Judge James Adair, who presided over the case and who would be granting the sentence, is sort of like your favourite teacher. He hated school, fell in love with the girl across the street, tried to be a prosecutor but didn’t much care for it, and now drives a little red Corvette around his tiny town, dodging questions at lunch counters from the very people whose lives he holds in his hands. He told us these things before he pronounced sentence, claiming that he couldn’t do his job without looking Peter in the eye one more time. He spoke very frankly, saying that he found Peter “puzzling,” and that he constantly had to ask himself, “Who is Peter Watts?”

At this point, I had to stifle a very Hermione Granger-ish urge to raise my hand and say, “I know! I know! Pick me! I know who Peter Watts is!” As I wrote at my own blog, Peter is “the person who dropped everything when I fainted at a blood donation clinic. The person who rescues cats. The person who fixed the strap of my dress with a safety pin and his teeth. The person who stands up for me in critiques even when he thinks I’ve fucked up the ending (because I always do), who talked me through the ideas of my novel. The person who gives the best hugs.”

The article is titled “Sometimes, we win”. I guess you could look at it that way – at least Peter avoided a few months in a U.S. jail. But on the other hand, he’s now a convicted felon and will never be able to travel to the U.S. Based on what I’ve read about the case, it’s clear he was mistreated in the extreme and in any rational justice system, would never have been charged in the first place, much less convicted on what amounts to a technicality. I’d hardly call that a win – it’s a loss for all of us.

13-year-old labelled terrorist for pointing a finger

Wednesday, April 21st, 2010

A 13-year-old has been suspended from school because of a terroristic threat – she pointed her finger like a gun at her teacher. Another one for The Crazy Years file.
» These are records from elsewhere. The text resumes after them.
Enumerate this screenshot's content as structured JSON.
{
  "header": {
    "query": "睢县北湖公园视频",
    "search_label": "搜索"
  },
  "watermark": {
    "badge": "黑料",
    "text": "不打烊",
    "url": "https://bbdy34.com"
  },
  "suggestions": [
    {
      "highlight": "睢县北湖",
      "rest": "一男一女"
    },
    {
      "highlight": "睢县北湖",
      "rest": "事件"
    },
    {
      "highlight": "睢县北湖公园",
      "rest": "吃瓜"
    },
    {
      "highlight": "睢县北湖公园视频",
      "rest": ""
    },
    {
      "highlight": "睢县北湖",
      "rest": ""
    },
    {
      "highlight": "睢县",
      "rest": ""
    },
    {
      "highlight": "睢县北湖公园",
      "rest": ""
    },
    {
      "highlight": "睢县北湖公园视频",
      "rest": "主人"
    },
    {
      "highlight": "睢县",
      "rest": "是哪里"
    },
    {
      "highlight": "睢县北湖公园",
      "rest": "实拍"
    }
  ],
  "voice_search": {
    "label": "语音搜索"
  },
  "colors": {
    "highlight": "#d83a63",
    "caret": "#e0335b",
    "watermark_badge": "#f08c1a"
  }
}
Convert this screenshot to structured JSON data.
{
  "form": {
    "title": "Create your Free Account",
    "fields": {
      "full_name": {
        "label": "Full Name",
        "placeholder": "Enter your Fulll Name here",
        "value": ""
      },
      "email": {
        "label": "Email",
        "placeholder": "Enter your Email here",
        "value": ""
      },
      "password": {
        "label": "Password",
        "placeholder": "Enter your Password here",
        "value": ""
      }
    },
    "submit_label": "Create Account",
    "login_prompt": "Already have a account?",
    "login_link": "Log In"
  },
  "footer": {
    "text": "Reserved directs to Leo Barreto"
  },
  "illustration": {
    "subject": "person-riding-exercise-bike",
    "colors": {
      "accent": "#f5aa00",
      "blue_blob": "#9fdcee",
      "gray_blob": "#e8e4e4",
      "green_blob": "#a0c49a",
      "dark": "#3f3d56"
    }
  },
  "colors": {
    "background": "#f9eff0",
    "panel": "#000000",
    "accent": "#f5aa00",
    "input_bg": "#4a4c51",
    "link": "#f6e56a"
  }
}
Taylor was wearing an NYPD shirt at school. She says in the last moments of math class, she and some friends were pretending to be police officers. “I was shooting the markers at the front of the board,” Taylor Trostle said. “It was just like this and I was like ‘pow pow’ and then she just turned around.”Taylor was sent to the principal’s office and immediately suspended for three days. Her write up says the finger gun was pointed in the teacher’s direction. “That was considered a terroristic threat because the teacher feared for her life,” Kristin Trostle said. [...] Any threat to a teacher falls under a ‘zero tolerance policy.’

“Now she’s got a very serious mark on her record and she’s labeled,” Kristin Trostle said.